One fascinating aspect of non-metals is the variety in their physical states at room temperature. For example, bromine ( Br_2) is unique among non-metals as it exists as a liquid at room temperature. This contrasting state to the more common gases or solids provides insight into how diverse non-metallic elements can be.

Some essential properties of non-metals include:

• Brittleness in solid form, meaning they shatter rather than bend when struck.
• High ionization energies, making them less likely to lose electrons.
• High electronegativities, often leading to formation of negative ions.
• Exist in a variety of physical states: gases ( O_2, N_2), solids ( C, P), and liquids ( Br_2).

Chemical Properties of Halogens

Halogens are a group of elements found in Group 17 of the periodic table. They are known for their reactivity and are all one electron short of a full outer shell, making them highly eager to gain an electron to achieve stability.

The chemistry of halogens is dominated by their high electronegativity and strong tendency to form negative ions. Each halogen has unique properties, but they share several chemical behaviors. For instance, fluorine ( F_2) is the most reactive and electronegative, capable of forming compounds with almost all other elements. Meanwhile, iodine ( I_2) is less reactive but still enough to form compounds in conditions where fluorine might react explosively.
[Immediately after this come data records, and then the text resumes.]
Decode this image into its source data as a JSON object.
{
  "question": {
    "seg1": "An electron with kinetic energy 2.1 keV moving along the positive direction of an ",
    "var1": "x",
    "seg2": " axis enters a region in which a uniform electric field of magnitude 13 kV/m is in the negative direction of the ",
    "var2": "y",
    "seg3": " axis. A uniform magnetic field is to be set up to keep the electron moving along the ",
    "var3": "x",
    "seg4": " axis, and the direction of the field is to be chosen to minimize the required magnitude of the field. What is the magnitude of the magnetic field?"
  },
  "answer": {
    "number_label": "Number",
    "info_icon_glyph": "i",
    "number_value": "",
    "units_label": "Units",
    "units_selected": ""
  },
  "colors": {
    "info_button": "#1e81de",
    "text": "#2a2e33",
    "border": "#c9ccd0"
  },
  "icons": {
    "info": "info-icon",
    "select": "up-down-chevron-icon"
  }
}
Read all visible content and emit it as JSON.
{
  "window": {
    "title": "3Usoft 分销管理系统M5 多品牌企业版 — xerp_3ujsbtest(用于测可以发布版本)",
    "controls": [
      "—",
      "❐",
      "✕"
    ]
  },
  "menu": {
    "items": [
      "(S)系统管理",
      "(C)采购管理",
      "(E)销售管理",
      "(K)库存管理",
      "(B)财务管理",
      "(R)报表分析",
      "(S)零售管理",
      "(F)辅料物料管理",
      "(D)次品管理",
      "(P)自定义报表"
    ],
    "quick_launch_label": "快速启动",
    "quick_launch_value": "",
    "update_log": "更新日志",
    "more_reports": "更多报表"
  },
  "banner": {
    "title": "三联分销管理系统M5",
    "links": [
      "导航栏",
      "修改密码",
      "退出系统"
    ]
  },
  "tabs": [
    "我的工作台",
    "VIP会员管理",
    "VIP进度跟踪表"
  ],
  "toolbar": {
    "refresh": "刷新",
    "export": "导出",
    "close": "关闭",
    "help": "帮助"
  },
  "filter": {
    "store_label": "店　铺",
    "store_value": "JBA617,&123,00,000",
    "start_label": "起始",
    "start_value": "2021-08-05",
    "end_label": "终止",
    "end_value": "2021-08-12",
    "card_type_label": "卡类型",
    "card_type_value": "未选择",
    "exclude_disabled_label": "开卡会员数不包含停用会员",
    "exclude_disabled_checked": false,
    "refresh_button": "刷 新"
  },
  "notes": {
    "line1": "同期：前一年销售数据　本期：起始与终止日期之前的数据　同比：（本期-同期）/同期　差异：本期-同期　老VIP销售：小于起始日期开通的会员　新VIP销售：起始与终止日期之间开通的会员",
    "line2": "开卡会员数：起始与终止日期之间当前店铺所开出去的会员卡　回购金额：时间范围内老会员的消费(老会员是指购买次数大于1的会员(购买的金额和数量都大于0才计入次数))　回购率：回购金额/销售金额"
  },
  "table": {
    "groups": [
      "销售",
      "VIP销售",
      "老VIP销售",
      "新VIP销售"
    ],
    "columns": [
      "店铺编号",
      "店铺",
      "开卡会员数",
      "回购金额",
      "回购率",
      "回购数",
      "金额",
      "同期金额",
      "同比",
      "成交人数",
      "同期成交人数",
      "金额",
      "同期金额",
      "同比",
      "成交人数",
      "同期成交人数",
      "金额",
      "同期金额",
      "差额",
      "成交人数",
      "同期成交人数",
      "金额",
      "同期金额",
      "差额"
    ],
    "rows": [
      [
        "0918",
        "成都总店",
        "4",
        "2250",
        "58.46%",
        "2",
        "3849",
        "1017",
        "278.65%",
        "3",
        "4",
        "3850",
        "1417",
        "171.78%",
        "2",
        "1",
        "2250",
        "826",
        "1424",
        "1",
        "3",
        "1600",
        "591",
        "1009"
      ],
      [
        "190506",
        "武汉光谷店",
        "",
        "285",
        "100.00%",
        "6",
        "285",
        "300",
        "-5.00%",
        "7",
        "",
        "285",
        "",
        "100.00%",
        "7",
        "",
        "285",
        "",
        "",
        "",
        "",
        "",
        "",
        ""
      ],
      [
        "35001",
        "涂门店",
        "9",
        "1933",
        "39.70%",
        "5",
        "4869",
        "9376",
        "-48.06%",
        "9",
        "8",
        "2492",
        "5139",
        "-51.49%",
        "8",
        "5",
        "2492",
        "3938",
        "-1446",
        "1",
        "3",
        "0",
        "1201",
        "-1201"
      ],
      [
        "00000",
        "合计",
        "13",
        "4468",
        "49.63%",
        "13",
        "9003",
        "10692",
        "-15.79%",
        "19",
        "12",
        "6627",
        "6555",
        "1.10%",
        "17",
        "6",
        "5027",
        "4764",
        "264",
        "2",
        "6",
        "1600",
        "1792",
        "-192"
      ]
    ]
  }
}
Key chemical aspects of halogens include:

• Reactivity decreases from fluorine (most reactive) to iodine (least reactive).
• Halogens can form salts, providing the origin of their name from the Greek words "hals" (salt) and "genes" (forming).
• Tend toward diatomic molecules, forming bonds with themselves (e.g., Cl_2, Br_2).
• They exhibit high electron affinities and because of this, often participate in redox reactions.